A ADI 5.794, que está na pauta para votação no STF para esta quinta-feira, foi ajuizada em outubro de 2017 pela Confederação Nacional dos Trabalhadores em Transporte Aquaviário e Aéreo, na Pesca e nos Portos (CONTTMAF). Em 2018, centrais sindicais, federações, sindicatos e confederações foram admitidas no processo como “amici curiae” (amigos da Corte). A confederação e as demais entidades acreditam em “perigo de grave lesão” para o sistema confederativo decorrente da supressão da contribuição sindical. Entre outros aspectos, indicam redução de 80% a 97% na arrecadação na comparação com o ano anterior.

Fachin remeteu ao plenário do STF o julgamento do mérito de ADI sobre o fim da contribuição sindical (Foto: Divulgação/Carlos Moura/STF)

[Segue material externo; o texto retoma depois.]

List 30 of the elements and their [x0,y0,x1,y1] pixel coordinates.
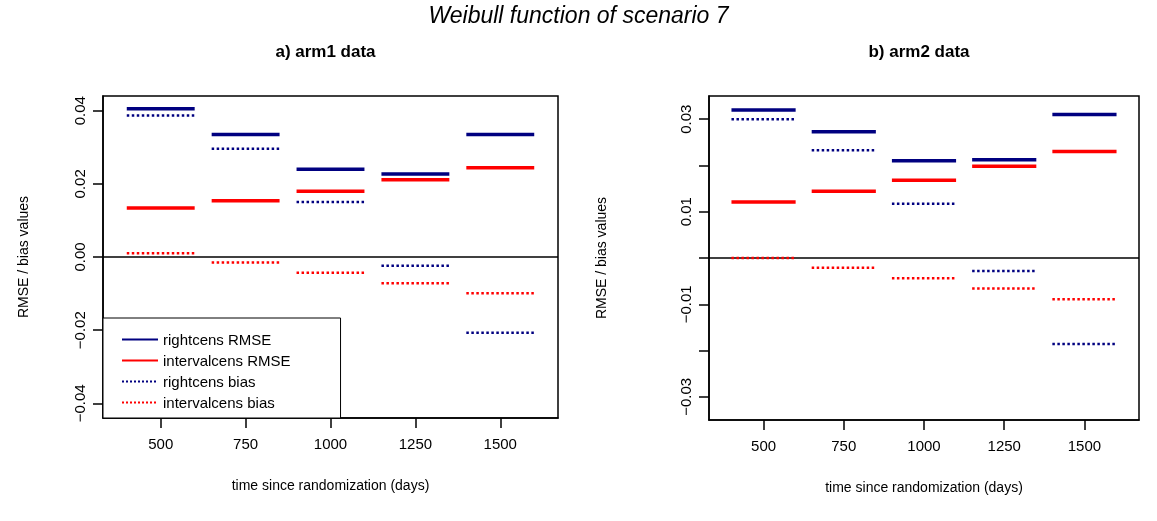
legend-label: rightcens RMSE [163,331,272,348]
legend-label: rightcens bias [163,373,256,390]
x-tick-label: 1250 [987,437,1021,454]
x-tick-label: 1500 [483,435,517,452]
y-tick-label: −0.01 [677,285,694,324]
x-tick-label: 500 [751,437,777,454]
x-tick-label: 1250 [398,435,433,452]
legend-label: intervalcens RMSE [163,352,291,369]
x-axis-title: time since randomization (days) [231,477,430,493]
y-tick-label: −0.03 [677,377,694,416]
y-tick-label: −0.04 [71,384,88,423]
y-tick-label: 0.00 [71,242,88,272]
x-axis-title: time since randomization (days) [825,479,1023,495]
chart-subtitle: a) arm1 data [275,42,377,61]
y-tick-label: −0.02 [71,311,88,350]
y-tick-label: 0.02 [71,169,88,199]
legend-label: intervalcens bias [163,394,275,411]
chart-title: Weibull function of scenario 7 [427,1,731,30]
y-tick-label: 0.01 [677,197,694,227]
x-tick-label: 1000 [907,437,941,454]
x-tick-label: 500 [148,435,174,452]
x-tick-label: 1500 [1067,437,1102,454]
y-tick-label: 0.04 [71,96,88,126]
y-tick-label: 0.03 [677,104,694,134]
x-tick-label: 1000 [313,435,348,452]
x-tick-label: 750 [233,435,259,452]
x-tick-label: 750 [831,437,857,454]
y-axis-title: RMSE / bias values [593,196,609,320]
y-axis-title: RMSE / bias values [15,195,31,319]
chart-subtitle: b) arm2 data [868,42,971,61]
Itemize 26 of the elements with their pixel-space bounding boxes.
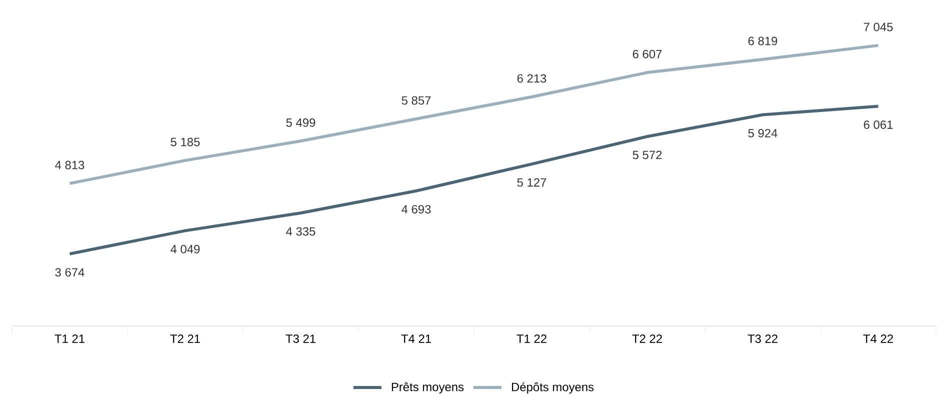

Ao examinar o pedido e as manifestações das entidades sindicais, o ministro Edson Fachin observou que há fundamento relevante para a concessão da medida cautelar. Antes, porém, será preciso avaliar o posicionamento dos demais ministros. À agência de notícias do STF, o ministro explicou que o modelo de sindicalismo brasileiro se sustenta num tripé formado pela unicidade sindical, pela representatividade obrigatória e pelo custeio das entidades sindicais por meio de um tributo — a contribuição sindical, expressamente autorizada pelo artigo 149 da Constituição da República. “É preciso reconhecer que a mudança de um desses pilares pode ser desestabilizadora de todo o regime sindical, não sendo recomendável que ocorra de forma isolada”, analisou. Em novembro, o ministro Fachin adotou o rito previsto no artigo 12 da Lei 9.868/1999, que remete diretamente ao plenário do STF o julgamento do mérito, sem prévia análise do pedido de liminar.